Our robot will learn "affordances", sort of.
It will infer an object from its appearance. Then it will learn how that appearance predicts how the object responds to actions directed towards that object.
What it will learn is a mapping from object and action to consequence. We propose to represent the approximately 10d object, action, state mapping using and modifying the GMM library already in iCub. GMMs have the advantage of quickly learning high dimensional non-linear mappings. For motor actions we
modify use the Action Primitives library.
Vision, state estimation and data association will be done with IQR and some other bits (guys?).

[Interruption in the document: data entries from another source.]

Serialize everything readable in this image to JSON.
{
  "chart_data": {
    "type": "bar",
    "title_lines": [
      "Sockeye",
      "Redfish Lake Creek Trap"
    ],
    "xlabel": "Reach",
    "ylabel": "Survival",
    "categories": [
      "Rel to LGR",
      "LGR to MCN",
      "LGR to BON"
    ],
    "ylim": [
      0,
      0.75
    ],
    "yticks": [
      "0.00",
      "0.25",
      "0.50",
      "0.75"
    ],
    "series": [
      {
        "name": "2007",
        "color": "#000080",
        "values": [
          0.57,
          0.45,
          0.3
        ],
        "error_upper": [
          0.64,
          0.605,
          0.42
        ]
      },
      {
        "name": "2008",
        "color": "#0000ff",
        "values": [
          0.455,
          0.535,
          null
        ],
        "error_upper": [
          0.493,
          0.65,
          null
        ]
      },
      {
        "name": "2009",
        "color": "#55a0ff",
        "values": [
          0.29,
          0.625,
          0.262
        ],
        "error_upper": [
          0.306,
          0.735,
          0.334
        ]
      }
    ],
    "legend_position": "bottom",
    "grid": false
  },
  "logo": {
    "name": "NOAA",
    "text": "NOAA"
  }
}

As a final demo, it will play "golf" with the object to get it to a target location - hopefully it will do this at above random capability after learning with the object for a bit.
The demo will proceed in three phases:
The calibration phase may not be necessary if we can read stuff from files but there are two potential calibration scenarios:
- Obtain height of table using existing demo code that makes robot put its hand on the table and measure force response on impact. Once read this will be streamed to eye2world which will then provide the correct mapping to vision module (or it might just read this from files).
- Obtain offset mapping by making robot grasp an object and then repairing its orientation manually (again using force control). This is probably not relevant since we are learning a mapping anyway and not doing any grasping.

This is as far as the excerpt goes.